Oldest civilizations like Assyrian, Persian, Egyptian and Greek culture all saw the movement of the stars within a context of time, rather than space. This is a direct connection to ancient knowledge of the movement of the stars along the band of the ecliptic in a contrary direction to that of the zodiac. The earth was seen as laid through the ecliptic passing through the celestial equator at an angle of 23.5º which divided the zodiac into two halves: the ‘dry land’ northern half of the zodiac reaching from vernal to autumnal equinox; the other half representing the ‘waters below’ the equinoctial plane, or the southern arc of the zodiac stretching from autumn equinox, via the winter solstice, to vernal equinox. These mythological concepts dealt with Man’s measure of time, rather than quantifiable space.
And over time ancient wisdom noticed that the equinoctial points, as well as the solstices, appear to move backwards through the constellations every 2,200 years, thus marking a phenomenon called the Precession of the Equinoxes. In Classical mythology, this movement of the heavens was thought to be the cause for the rise and fall of civilizations and Ages of Man. Each Age was named for an astrological sign and a time when in astronomical terms a particular constellation in the heavens appeared to rise at dawn on equinox.
So as precession made its inexorable journey through time and the heavens, Man and civilization generally moved from the Age of Taurus (the Judaic era of the Golden Calf) through Aries (which Moses heralded on descent from Mount Sinai as ‘two-horned’) or the start of the new Age of the Ram; into Pisces, the Age of Christianity whose symbol was the fish; and now, from February 14th this year, the dawning of the Age of Aquarius.
The Greeks saw the Milky Way as the Ouroborus or Serpent of Light residing in the heavens and, when viewed at Galactic Central point near Sagittarius, this serpent appears to eat its own tail. A crop circle which appeared on July 27, 2008 gave an earthly rendition of the Ouroborus, seen by both classical and Mayan scholars as symbolic of the winter solstice date of 2012 when the sun will appear to rise out of the mouth of the Ouroborus or the dark rift at the centre of the galaxy where the World Tree, the Sacred Tree of the Maya, the Sanskrit Sampo and the Norse Yggdrasil all meet.While Mythology has stood the test of time in many world cultures, it may be a surprise to learn that science has also discovered a new twist to the old tale/tail.

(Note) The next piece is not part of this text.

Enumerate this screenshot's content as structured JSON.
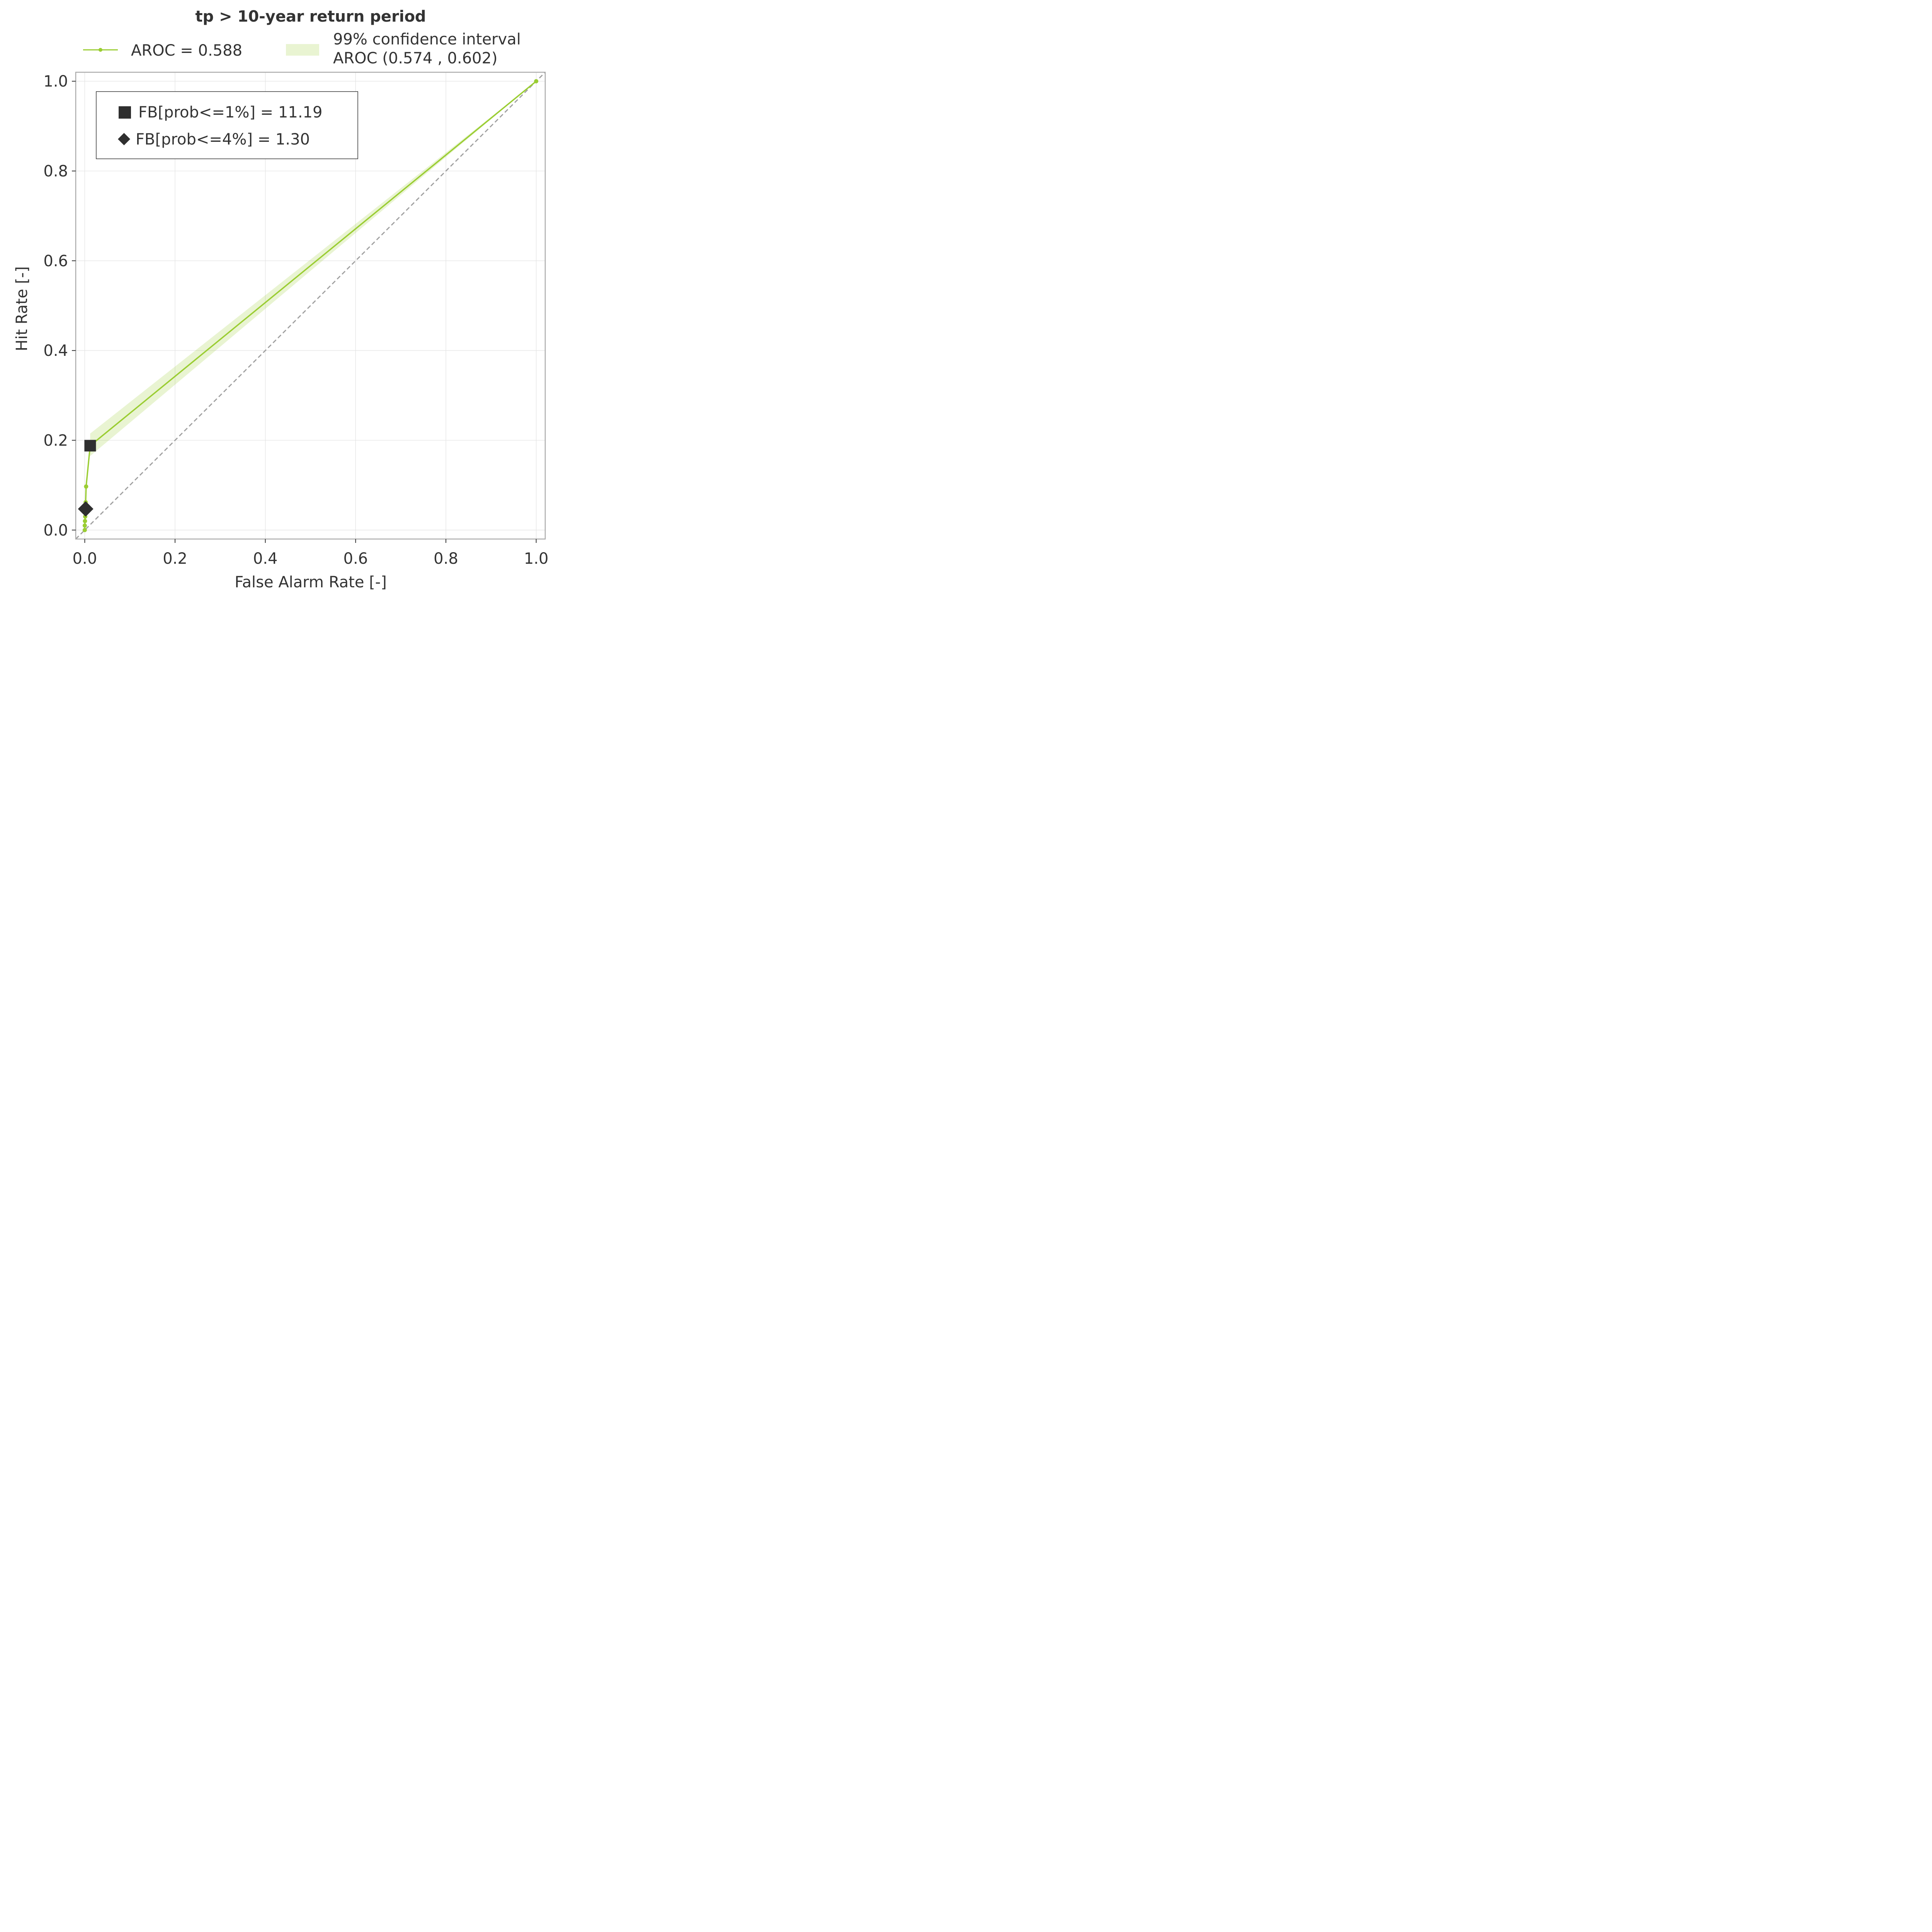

For generations our acceptance that we are part of the Milky Way galaxy was unquestioned; yet this pathway in the heavens appears to rise from our earthly horizon at a 60º slant: odd if we are one sun within its great spiral of stars. It now emerges that the Solar System belongs to another galaxy which is currently colliding with the Milky Way.
This fact was discovered when astrophysicists recently pursued investigations into the existence of ‘dark matter’ to account for fluctuations in energy which are measurable but invisible. By using infrared wavelengths of light below eye and optical telescope visibility, they detected the presence of a huge sister galaxy circling the Milky Way and colliding with it at – you guessed it – its point of centre near Sagittarius. It’s called the Sagittarius Dwarf Galaxy, or SGR. And its collision may be the source of a huge gravitational pull which influences the 11-year solar coronal mass or sunspot cycle.
So, we really are stardust, colliding with our nearest neighbour, returning to the stars from which we came. And world mythology from our greatest civilizations, like crop circle designs from the cosmic consciousness, were trying to tell us this all along.